Ousted drivers from Chase explain what went wrong

Seth Livingstone - NASCAR Wire Service Monday, Sep 29 1497

For much of Sunday's NASCAR Sprint Cup Series AAA 400 at Dover International Speedway, Kurt Busch looked like the driver most likely to make the leap from the wrong side of the bubble to the Contender Round in the Chase for the Sprint Cup.

Midway through the race, Busch, who had started 22nd, was running 11th and had advanced from 15th to 12th in the ever-shifting Chase standings. But as the race wore on, the 2004 premier series champion's advantage wore off. He slipped to an 18th-place finish and 14th in the standings, six points behind the 12th and final qualifier Kasey Kahne.

"It was just tight the last 100 miles," Busch said. "I felt like we were in good position to advance, but you just can't expect to advance by running 18th. You have to be more competitive."

Four drivers fell by the wayside in NASCAR's first ever Chase elimination race. AJ Allmendinger, Greg Biffle and Aric Almirola were the other drivers who failed to advance to the three-race Contender Round, which will eliminate three more of the 12 remaining drivers after races at Kansas Speedway, Charlotte Motor Speedway and Talladega (Ala.) Superspeedway.

Here's a look at what doomed the four who failed to survive:

--AJ Allmendinger: Allmendinger came to Dover 10th in the standings thanks to his 13th-place finish last week at New Hampshire Motor Speedway. But starting 28th didn't help the chances of the No. 47 Chevrolet, which finished 23rd.

Midway through Sunday's race, Allmendinger was one point behind Busch, two points ahead of Biffle and seven points ahead of eventual qualifier Kahne for the final transfer spot.

After falling a lap down 45 laps into the race, Allmendinger caught a break when Ricky Stenhouse Jr. kissed the wall on Lap 75, enabling him to get a free pass back to the lead lap.

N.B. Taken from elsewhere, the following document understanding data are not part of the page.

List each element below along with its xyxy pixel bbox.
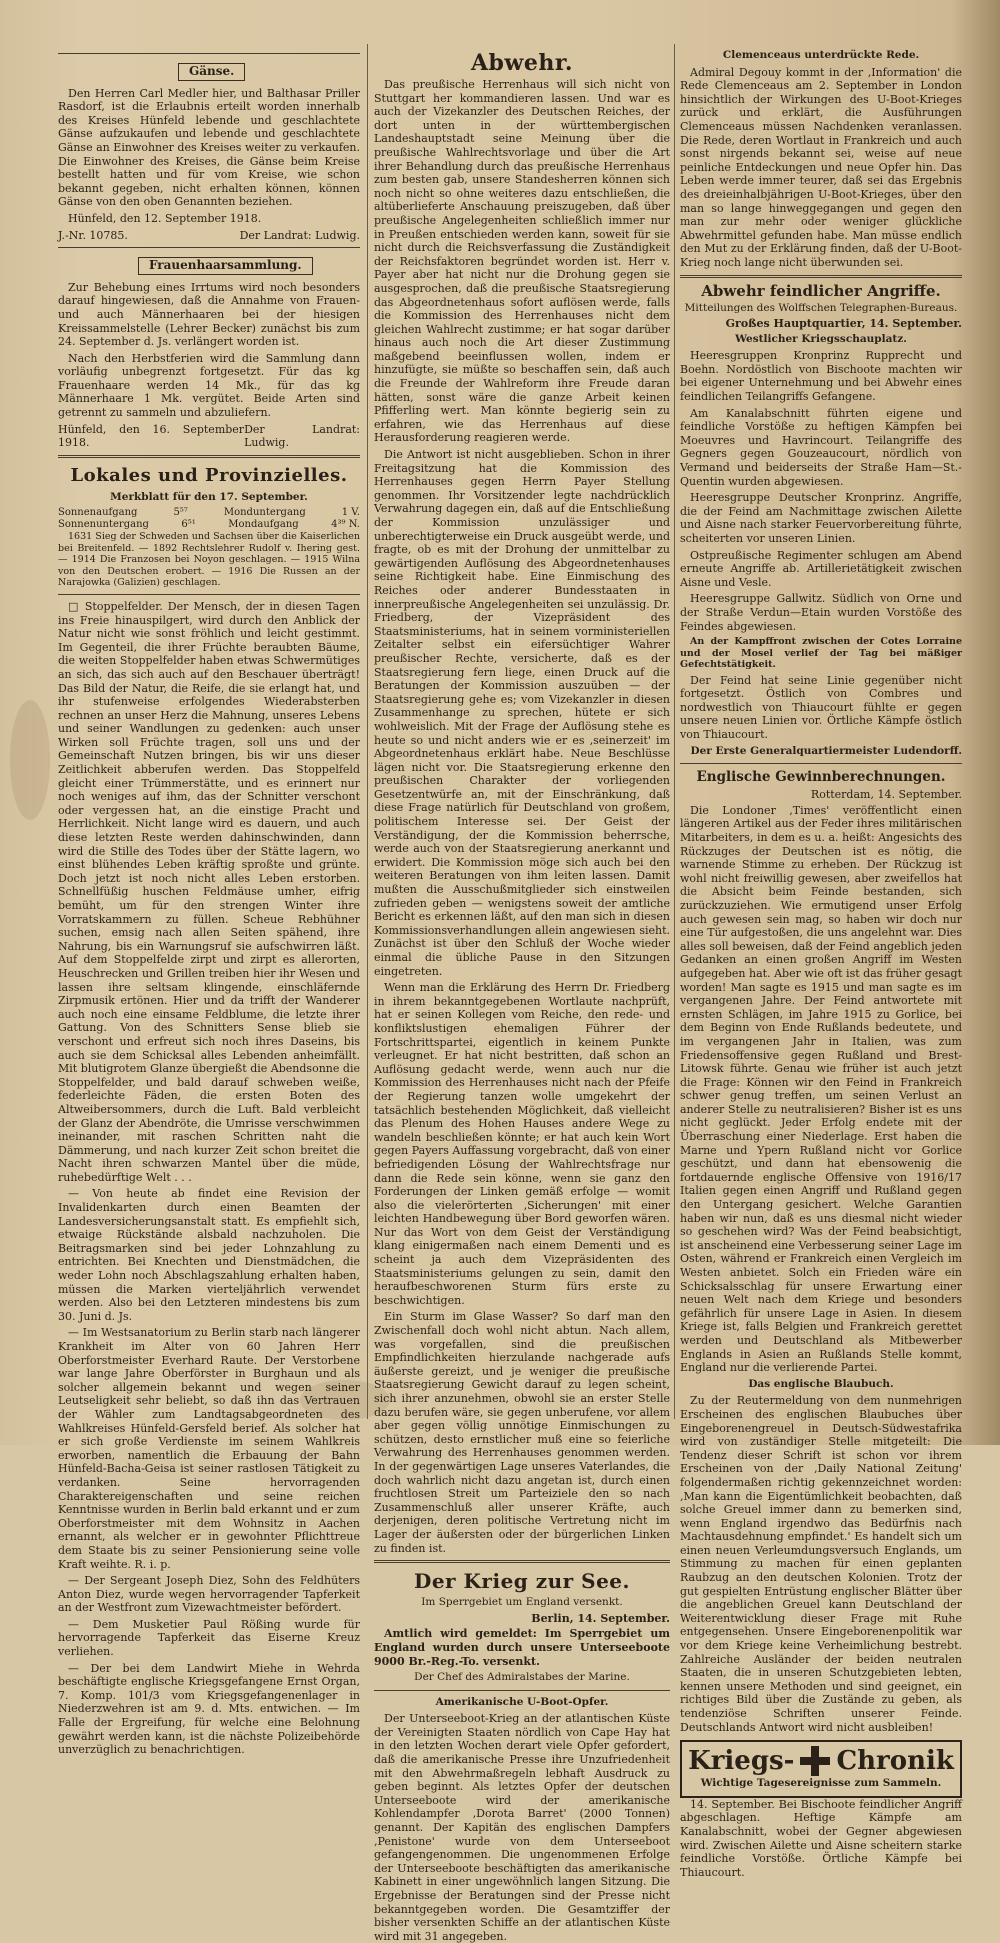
almanac-row [58,519,360,531]
gaense-date: Hünfeld, den 12. September 1918. [68,211,262,225]
angriffe-heading: Abwehr feindlicher Angriffe. [701,281,941,300]
clemenceau-body: Admiral Degouy kommt in der ‚Information' die Rede Clemenceaus am 2. September in London hinsichtlich der Wirkungen des U-Boot-Krieges zurück und erklärt, die Ausführungen Clemenceaus müssen Nachdenken veranlassen. Die Rede, deren Wortlaut in Frankreich und auch sonst nirgends bekannt sei, weise auf neue peinliche Entdeckungen und neue Opfer hin. Das Leben werde immer teurer, daß sei das Ergebnis des dreieinhalbjährigen U-Boot-Krieges, über den man so lange hinweggegangen und gegen den man zur mehr oder weniger glückliche Abwehrmittel gefunden habe. Man müsse endlich den Mut zu der Erklärung finden, daß der U-Boot-Krieg noch lange nicht überwunden sei. [680,65,962,269]
divider [58,247,360,248]
divider [58,455,360,458]
clemenceau-heading: Clemenceaus unterdrückte Rede. [722,49,920,61]
frauenhaar-signature: Der Landrat: Ludwig. [244,422,360,450]
column-rule [674,44,675,1419]
abwehr-paragraph-3: Wenn man die Erklärung des Herrn Dr. Friedberg in ihrem bekanntgegebenen Wortlaute nachprüft, hat er seinen Kollegen vom Reiche, den rede- und konfliktslustigen ehemaligen Führer der Fortschrittspartei, eigentlich in keinem Punkte verleugnet. Er hat nicht bestritten, daß schon an Auflösung gedacht werde, wenn auch nur die Kommission des Herrenhauses nicht nach der Pfeife der Regierung tanzen wolle umgekehrt der tatsächlich bestehenden Möglichkeit, daß vielleicht das Plenum des Hohen Hauses andere Wege zu wandeln beschließen könnte; er hat auch kein Wort gegen Payers Auffassung vorgebracht, daß von einer befriedigenden Lösung der Wahlrechtsfrage nur dann die Rede sein könne, wenn sie ganz den Forderungen der Linken gemäß erfolge — womit also die vielerörterten ‚Sicherungen' mit einer leichten Handbewegung über Bord geworfen wären. Nur das Wort von dem Geist der Verständigung klang einigermaßen nach einem Dementi und es scheint ja auch dem Vizepräsidenten des Staatsministeriums gelungen zu sein, damit den heraufbeschworenen Sturm fürs erste zu beschwichtigen. [374,981,670,1307]
moonrise-value: 4³⁹ N. [331,519,360,531]
column-rule [367,44,368,1419]
chronik-subtitle: Wichtige Tagesereignisse zum Sammeln. [700,1777,942,1790]
lokales-heading: Lokales und Provinzielles. [70,464,348,486]
frauenhaar-date: Hünfeld, den 16. September 1918. [58,422,245,450]
gaense-signature: Der Landrat: Ludwig. [239,228,360,242]
iron-cross-icon [800,1746,830,1776]
angriffe-dateline: Großes Hauptquartier, 14. September. [725,317,962,331]
west-heading: Westlicher Kriegsschauplatz. [735,332,907,345]
angriffe-source: Mitteilungen des Wolffschen Telegraphen-Bureaus. [684,301,958,314]
rupprecht-report: Heeresgruppen Kronprinz Rupprecht und Boehn. Nordöstlich von Bischoote machten wir bei eigener Unternehmung und bei Abwehr eines feindlichen Teilangriffs Gefangene. [680,349,962,404]
column-left [58,48,360,1757]
sunset-value: 6⁵¹ [181,519,196,531]
sunrise-value: 5⁵⁷ [173,507,188,519]
abwehr-paragraph-2: Die Antwort ist nicht ausgeblieben. Schon in ihrer Freitagsitzung hat die Kommission des Herrenhauses gegen Herrn Payer Stellung genommen. Ihr Vorsitzender legte nachdrücklich Verwahrung dagegen ein, daß auf die Entschließung der Kommission unzulässiger und unberechtigterweise ein Druck ausgeübt werde, und fragte, ob es mit der Drohung der unmittelbar zu gewärtigenden Auflösung des Abgeordnetenhauses seine Richtigkeit habe. Eine Einmischung des Reiches oder anderer Bundesstaaten in innerpreußische Angelegenheiten sei unzulässig. Dr. Friedberg, der Vizepräsident des Staatsministeriums, hat in seinem vorministeriellen Zeitalter selbst ein eifersüchtiger Wahrer preußischer Rechte, versicherte, daß es der Staatsregierung fern liege, einen Druck auf die Beratungen der Kommission auszuüben — der Staatsregierung gehe es; vom Vizekanzler in diesen Zusammenhange zu sprechen, hütete er sich wohlweislich. Mit der Frage der Auflösung stehe es heute so und nicht anders wie er es ‚seinerzeit' im Abgeordnetenhaus erklärt habe. Neue Beschlüsse lägen nicht vor. Die Staatsregierung erkenne den preußischen Charakter der vorliegenden Gesetzentwürfe an, mit der Einschränkung, daß diese Frage natürlich für Deutschland von großem, politischem Interesse sei. Der Geist der Verständigung, der die Kommission beherrsche, werde auch von der Staatsregierung anerkannt und erwidert. Die Kommission möge sich auch bei den weiteren Beratungen von ihm leiten lassen. Damit mußten die Ausschußmitglieder sich einstweilen zufrieden geben — wenigstens soweit der amtliche Bericht es erkennen läßt, auf den man sich in diesen Kommissionsverhandlungen allein angewiesen sieht. Zunächst ist über den Schluß der Woche wieder einmal die übliche Pause in den Sitzungen eingetreten. [374,448,670,978]
ostpreussen-report: Ostpreußische Regimenter schlugen am Abend erneute Angriffe ab. Artillerietätigkeit zwischen Aisne und Vesle. [680,548,962,589]
kronprinz-report: Heeresgruppe Deutscher Kronprinz. Angriffe, die der Feind am Nachmittage zwischen Ailette und Aisne nach starker Feuervorbereitung führte, scheiterten vor unseren Linien. [680,491,962,545]
gaense-body: Den Herren Carl Medler hier, und Balthasar Priller Rasdorf, ist die Erlaubnis erteilt worden innerhalb des Kreises Hünfeld lebende und geschlachtete Gänse aufzukaufen und lebende und geschlachtete Gänse an Einwohner des Kreises weiter zu verkaufen. Die Einwohner des Kreises, die Gänse beim Kreise bestellt hatten und für vom Kreise, wie schon bekannt gegeben, nicht erhalten können, können Gänse von den oben Genannten beziehen. [58,86,360,209]
sunrise-label: Sonnenaufgang [58,507,138,519]
stoppelfelder-article: □ Stoppelfelder. Der Mensch, der in diesen Tagen ins Freie hinauspilgert, wird durch den Anblick der Natur nicht wie sonst fröhlich und leicht gestimmt. Im Gegenteil, die ihrer Früchte beraubten Bäume, die weiten Stoppelfelder haben etwas Schwermütiges an sich, das sich auch auf den Beschauer überträgt! Das Bild der Natur, die Reife, die sie erlangt hat, und ihr stufenweise erfolgendes Wiederabsterben rechnen an unser Herz die Mahnung, unseres Lebens und seiner Wandlungen zu gedenken: auch unser Wirken soll Früchte tragen, soll uns und der Gemeinschaft Nutzen bringen, bis wir uns dieser Zeitlichkeit abberufen werden. Das Stoppelfeld gleicht einer Trümmerstätte, und es erinnert nur noch weniges auf ihm, das der Schnitter verschont oder vergessen hat, an die einstige Pracht und Herrlichkeit. Nicht lange wird es dauern, und auch diese letzten Reste werden dahinschwinden, dann wird die Stille des Todes über der Stätte lagern, wo einst blühendes Leben kräftig sproßte und grünte. Doch jetzt ist noch nicht alles Leben erstorben. Schnellfüßig huschen Feldmäuse umher, eifrig bemüht, um für den strengen Winter ihre Vorratskammern zu füllen. Scheue Rebhühner suchen, emsig nach allen Seiten spähend, ihre Nahrung, bis ein Warnungsruf sie aufschwirren läßt. Auf dem Stoppelfelde zirpt und zirpt es allerorten, Heuschrecken und Grillen treiben hier ihr Wesen und lassen ihre seltsam klingende, einschläfernde Zirpmusik ertönen. Hier und da trifft der Wanderer auch noch eine einsame Feldblume, die letzte ihrer Gattung. Von des Schnitters Sense blieb sie verschont und erfreut sich noch ihres Daseins, bis auch sie dem Schicksal alles Lebenden anheimfällt. Mit blutigrotem Glanze übergießt die Abendsonne die Stoppelfelder, und bald darauf schweben weiße, federleichte Fäden, die ersten Boten des Altweibersommers, durch die Luft. Bald verbleicht der Glanz der Abendröte, die Umrisse verschwimmen ineinander, mit raschen Schritten naht die Dämmerung, und nach kurzer Zeit schon breitet die Nacht ihren schwarzen Mantel über die müde, ruhebedürftige Welt . . . [58,599,360,1184]
gallwitz-report: Heeresgruppe Gallwitz. Südlich von Orne und der Straße Verdun—Etain wurden Vorstöße des Feindes abgewiesen. [680,592,962,633]
column-middle [374,48,670,1943]
divider [680,275,962,278]
see-subheading: Im Sperrgebiet um England versenkt. [421,1596,623,1609]
gewinn-dateline: Rotterdam, 14. September. [810,788,962,802]
see-amtlich: Amtlich wird gemeldet: Im Sperrgebiet um England wurden durch unsere Unterseeboote 9000 Br.-Reg.-To. versenkt. [374,1627,670,1668]
see-chef: Der Chef des Admiralstabes der Marine. [414,1671,630,1684]
abwehr-paragraph-1: Das preußische Herrenhaus will sich nicht von Stuttgart her kommandieren lassen. Und war es auch der Vizekanzler des Deutschen Reiches, der dort unten in der württembergischen Landeshauptstadt seine Meinung über die preußische Wahlrechtsvorlage und über die Art ihrer Behandlung durch das preußische Herrenhaus zum besten gab, unsere Standesherren können sich noch nicht so ohne weiteres dazu entschließen, die altüberlieferte Anschauung preiszugeben, daß über preußische Angelegenheiten schließlich immer nur in Preußen entschieden werden kann, soweit für sie nicht durch die Reichsverfassung die Zuständigkeit der Reichsfaktoren begründet worden ist. Herr v. Payer aber hat nicht nur die Drohung gegen sie ausgesprochen, daß die preußische Staatsregierung das Abgeordnetenhaus sofort auflösen werde, falls die Kommission des Herrenhauses nicht dem gleichen Wahlrecht zustimme; er hat sogar darüber hinaus auch noch die Art dieser Zustimmung maßgebend beeinflussen wollen, indem er hinzufügte, sie müßte so beschaffen sein, daß auch die Freunde der Wahlreform ihre Freude daran hätten, sonst wäre die ganze Arbeit keinen Pfifferling wert. Man könnte begierig sein zu erfahren, wie das Herrenhaus auf diese Herausforderung reagieren werde. [374,78,670,445]
wehrda-notice: — Der bei dem Landwirt Miehe in Wehrda beschäftigte englische Kriegsgefangene Ernst Organ, 7. Komp. 101/3 vom Kriegsgefangenenlager in Niederzwehren ist am 9. d. Mts. entwichen. — Im Falle der Ergreifung, für welche eine Belohnung gewährt werden kann, ist die nächste Polizeibehörde unverzüglich zu benachrichtigen. [58,1661,360,1757]
gaense-number: J.-Nr. 10785. [58,228,128,242]
ludendorff-signature: Der Erste Generalquartiermeister Ludendorff. [690,744,962,757]
column-right [680,48,962,1879]
divider [374,1690,670,1691]
diez-notice: — Der Sergeant Joseph Diez, Sohn des Feldhüters Anton Diez, wurde wegen hervorragender Tapferkeit an der Westfront zum Vizewachtmeister befördert. [58,1574,360,1615]
invaliden-notice: — Von heute ab findet eine Revision der Invalidenkarten durch einen Beamten der Landesversicherungsanstalt statt. Es empfiehlt sich, etwaige Rückstände alsbald nachzuholen. Die Beitragsmarken sind bei jeder Lohnzahlung zu entrichten. Bei Knechten und Dienstmädchen, die weder Lohn noch Abschlagszahlung erhalten haben, müssen die Marken vierteljährlich verwendet werden. Also bei den Letzteren mindestens bis zum 30. Juni d. Js. [58,1187,360,1323]
divider [680,763,962,764]
blaubuch-heading: Das englische Blaubuch. [748,1377,894,1390]
almanac-row [58,507,360,519]
adjacent-page-edge [974,60,1000,1405]
divider [374,1560,670,1563]
blaubuch-body: Zu der Reutermeldung von dem nunmehrigen Erscheinen des englischen Blaubuches über Eingeborenengreuel in Deutsch-Südwestafrika wird von zuständiger Stelle mitgeteilt: Die Tendenz dieser Schrift ist schon vor ihrem Erscheinen von der ‚Daily National Zeitung' folgendermaßen richtig gekennzeichnet worden: ‚Man kann die Eigentümlichkeit beobachten, daß solche Greuel immer dann zu bemerken sind, wenn England irgendwo das Bedürfnis nach Machtausdehnung empfindet.' Es handelt sich um einen neuen Verleumdungsversuch Englands, um Stimmung zu machen für einen geplanten Raubzug an den deutschen Kolonien. Trotz der gut gespielten Entrüstung englischer Blätter über die angeblichen Greuel kann Deutschland der Weiterentwicklung dieser Frage mit Ruhe entgegensehen. Unsere Eingeborenenpolitik war vor dem Kriege keine Verheimlichung bestrebt. Zahlreiche Ausländer der beiden neutralen Staaten, die in unseren Schutzgebieten lebten, kennen unsere Methoden und sind geeignet, ein richtiges Bild über die Zustände zu geben, als tendenziöse Schriften unserer Feinde. Deutschlands Antwort wird nicht ausbleiben! [680,1394,962,1734]
paper-stain [10,700,50,820]
frauenhaar-body-1: Zur Behebung eines Irrtums wird noch besonders darauf hingewiesen, daß die Annahme von Frauen- und auch Männerhaaren bei der hiesigen Kreissammelstelle (Lehrer Becker) zunächst bis zum 24. September d. Js. verlängert worden ist. [58,280,360,349]
history-notes: 1631 Sieg der Schweden und Sachsen über die Kaiserlichen bei Breitenfeld. — 1892 Rechtslehrer Rudolf v. Ihering gest. — 1914 Die Franzosen bei Noyon geschlagen. — 1915 Wilna von den Deutschen erobert. — 1916 Die Russen an der Narajowka (Galizien) geschlagen. [58,531,360,589]
gewinn-heading: Englische Gewinnberechnungen. [696,769,946,786]
gaense-heading: Gänse. [178,63,245,81]
chronik-title-right: Chronik [836,1746,954,1777]
amerika-heading: Amerikanische U-Boot-Opfer. [435,1695,609,1708]
frauenhaar-signature-row [58,423,360,450]
chronik-body: 14. September. Bei Bischoote feindlicher Angriff abgeschlagen. Heftige Kämpfe am Kanalabschnitt, wobei der Gegner abgewiesen wird. Zwischen Ailette und Aisne scheitern starke feindliche Vorstöße. Örtliche Kämpfe bei Thiaucourt. [680,1797,962,1879]
amerika-body: Der Unterseeboot-Krieg an der atlantischen Küste der Vereinigten Staaten nördlich von Cape Hay hat in den letzten Wochen derart viele Opfer gefordert, daß die amerikanische Presse ihre Unzufriedenheit mit den Abwehrmaßregeln lebhaft Ausdruck zu geben beginnt. Als letztes Opfer der deutschen Unterseeboote wird der amerikanische Kohlendampfer ‚Dorota Barret' (2000 Tonnen) genannt. Der Kapitän des englischen Dampfers ‚Penistone' wurde von dem Unterseeboot gefangengenommen. Die ungenommenen Erfolge der Unterseeboote beschäftigten das amerikanische Kabinett in einer ungewöhnlich langen Sitzung. Die Ergebnisse der Beratungen sind der Presse nicht bekanntgegeben worden. Die Gesamtziffer der bisher versenkten Schiffe an der atlantischen Küste wird mit 31 angegeben. [374,1712,670,1943]
merkblatt-heading: Merkblatt für den 17. September. [110,490,308,503]
gaense-signature-row [58,229,360,243]
abwehr-paragraph-4: Ein Sturm im Glase Wasser? So darf man den Zwischenfall doch wohl nicht abtun. Nach allem, was vorgefallen, sind die preußischen Empfindlichkeiten hierzulande nachgerade aufs äußerste gereizt, und je weniger die preußische Staatsregierung Gewicht darauf zu legen scheint, sich ihrer anzunehmen, obwohl sie an erster Stelle dazu berufen wäre, sie gegen unberufene, vor allem aber gegen völlig unnötige Einmischungen zu schützen, desto ernstlicher muß eine so feierliche Verwahrung des Herrenhauses genommen werden. In der gegenwärtigen Lage unseres Vaterlandes, die doch wahrlich nicht dazu angetan ist, durch einen fruchtlosen Streit um Parteiziele den so nach Zusammenschluß aller unserer Kräfte, auch derjenigen, deren politische Vertretung nicht im Lager der äußersten oder der bürgerlichen Linken zu finden ist. [374,1310,670,1555]
chronik-title [686,1746,956,1776]
roessing-notice: — Dem Musketier Paul Rößing wurde für hervorragende Tapferkeit das Eiserne Kreuz verliehen. [58,1617,360,1659]
see-heading: Der Krieg zur See. [413,1569,630,1594]
divider [58,594,360,595]
lorraine-report: An der Kampffront zwischen der Cotes Lorraine und der Mosel verlief der Tag bei mäßiger Gefechtstätigkeit. [680,636,962,671]
gewinn-body: Die Londoner ‚Times' veröffentlicht einen längeren Artikel aus der Feder ihres militärischen Mitarbeiters, in dem es u. a. heißt: Angesichts des Rückzuges der Deutschen ist es nötig, die warnende Stimme zu erheben. Der Rückzug ist wohl nicht freiwillig gewesen, aber zweifellos hat die Absicht beim Feinde bestanden, sich zurückzuziehen. Wie ermutigend unser Erfolg auch gewesen sein mag, so haben wir doch nur eine Tür aufgestoßen, die uns angelehnt war. Dies alles soll beweisen, daß der Feind angeblich jeden Gedanken an einen großen Angriff im Westen aufgegeben hat. Aber wie oft ist das früher gesagt worden! Man sagte es 1915 und man sagte es im vergangenen Jahre. Der Feind antwortete mit ernsten Schlägen, im Jahre 1915 zu Gorlice, bei dem Beginn von Ende Rußlands bedeutete, und im vergangenen Jahr in Italien, was zum Friedensoffensive gegen Rußland und Brest-Litowsk führte. Genau wie früher ist auch jetzt die Frage: Können wir den Feind in Frankreich schwer genug treffen, um seinen Verlust an anderer Stelle zu neutralisieren? Bisher ist es uns nicht geglückt. Jeder Erfolg endete mit der Überraschung einer Niederlage. Erst haben die Marne und Ypern Rußland nicht vor Gorlice geschützt, und dann hat ebensowenig die fortdauernde englische Offensive von 1916/17 Italien gegen einen Angriff und Rußland gegen den Untergang gesichert. Welche Garantien haben wir nun, daß es uns diesmal nicht wieder so geschehen wird? Was der Feind beabsichtigt, ist anscheinend eine Verbesserung seiner Lage im Osten, während er Frankreich einen Vergleich im Westen anbietet. Solch ein Frieden wäre ein Schicksalsschlag für unsere Erwartung einer neuen Welt nach dem Kriege und besonders gefährlich für unsere Lage in Asien. In diesem Kriege ist, falls Belgien und Frankreich gerettet werden und Deutschland als Mitbewerber Englands in Asien an Rußlands Stelle kommt, England nur die verlierende Partei. [680,803,962,1375]
westsanatorium-notice: — Im Westsanatorium zu Berlin starb nach längerer Krankheit im Alter von 60 Jahren Herr Oberforstmeister Everhard Raute. Der Verstorbene war lange Jahre Oberförster in Burghaun und als solcher allgemein bekannt und wegen seiner Leutseligkeit sehr beliebt, so daß ihn das Vertrauen der Wähler zum Landtagsabgeordneten des Wahlkreises Hünfeld-Gersfeld berief. Als solcher hat er sich große Verdienste im seinem Wahlkreis erworben, namentlich die Erbauung der Bahn Hünfeld-Bacha-Geisa ist seiner rastlosen Tätigkeit zu verdanken. Seine hervorragenden Charaktereigenschaften und seine reichen Kenntnisse wurden in Berlin bald erkannt und er zum Oberforstmeister mit dem Wohnsitz in Aachen ernannt, als welcher er in gewohnter Pflichttreue dem Staate bis zu seiner Pensionierung seine volle Kraft weihte. R. i. p. [58,1326,360,1571]
top-rule [58,53,360,54]
abwehr-heading: Abwehr. [470,50,574,76]
combres-report: Der Feind hat seine Linie gegenüber nicht fortgesetzt. Östlich von Combres und nordwestlich von Thiaucourt fühlte er gegen unsere neuen Linien vor. Örtliche Kämpfe östlich von Thiaucourt. [680,673,962,742]
moonset-label: Monduntergang [223,507,306,519]
moonset-value: 1 V. [341,507,360,519]
frauenhaar-body-2: Nach den Herbstferien wird die Sammlung dann vorläufig unbegrenzt fortgesetzt. Für das kg Frauenhaare werden 14 Mk., für das kg Männerhaare 1 Mk. vergütet. Beide Arten sind getrennt zu sammeln und abzuliefern. [58,351,360,420]
moonrise-label: Mondaufgang [228,519,299,531]
frauenhaar-heading: Frauenhaarsammlung. [138,257,313,275]
see-dateline: Berlin, 14. September. [531,1611,670,1625]
sunset-label: Sonnenuntergang [58,519,149,531]
kanal-report: Am Kanalabschnitt führten eigene und feindliche Vorstöße zu heftigen Kämpfen bei Moeuvres und Havrincourt. Teilangriffe des Gegners gegen Gouzeaucourt, nördlich von Vermand und beiderseits der Straße Ham—St.-Quentin wurden abgewiesen. [680,406,962,488]
kriegs-chronik-box [680,1740,962,1798]
chronik-title-left: Kriegs- [688,1746,795,1777]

But Allmendinger remained on the outside-looking-in, two points behind the battle between Kahne and Busch for much of the final 60 laps. He eventually overtook Busch, but sitting 13th in the standings was of little consolation this week.

"It was an awful day. I'm not going to take a moral victory out of it to miss by two points," Allmendinger said. "It's disappointing. But we didn't deserve to be in (the Chase) with the run that we had.

"We know (the JTG Daugherty team) is making steps in the right direction. We kept throwing the kitchen sink at it every stop. My crew chief, Brian Burns, did everything he could to keep trying to make it better. We just missed it all weekend."

--Kurt Busch: Busch entered the race eight points out of a transfer spot and knew he had his work cut out for him after his 36th-place showing at New Hampshire wiped out the benefits of his eighth-place finish in the Chase opener at Chicagoland. Busch, whose car was tight early on, had managed only eight top-10 finishes in his previous 28 Cup starts at Dover and had struggled to find speed in practice.

"You've got to have better lap times every time you go and hit the track," said Busch in his first year with Stewart-Haas Racing. "We put this team together pretty late. (Co-owner) Gene Haas has believed in me to come in here. If you're off, it's hard to put the car up on your back and run it. (But) I just chalk it up to me not getting the job done. It's all my fault.

"We don't get to advance to the championship but we can still run for pride and run for wins." --Greg Biffle: Biffle came into Sunday six points out of 12th place but didn't help himself with a 27th starting spot. His Roush Fenway Racing Ford made headway early, moving up 13 positions, but he couldn't maintain momentum.

It's been a frustrating season for Biffle, who has gone 50 races since his last victory and has been no better than 10th in any of his last seven starts -- including his 23rd at Chicagoland and 16th at New Hampshire that created his unmanageable position.

"I've won races my whole career, but to be struggling like this all year is disappointing at best," Biffle said. "Part of you wants to just pull it, put (the car) in the garage, while the other half of you is racing as hard as you can to get in the Chase.

"This is the way it's gone all season. We're just searching for speed and (we) struggled all day. We've worked hard, trying to fix our problems, but it just hasn't come together yet."

--Aric Almirola: Richard Petty Motorsports thought it had a legitimate shot at Dover, where its cars had shown decent speed in the past. But the iconic No. 43 failed to mount a challenge. Starting 21st, Almirola went a lap down early in the race, slipped to 28th and never recovered.

He finished three laps down and 18 points out of 12th place.

"It just didn't work out for us. I hate it," Almirola said. "We picked a bad day to run the way we did and we can't blame anybody but ourselves. My car didn't have any grip. You can't go fast without grip. Right now, it's pretty disappointing.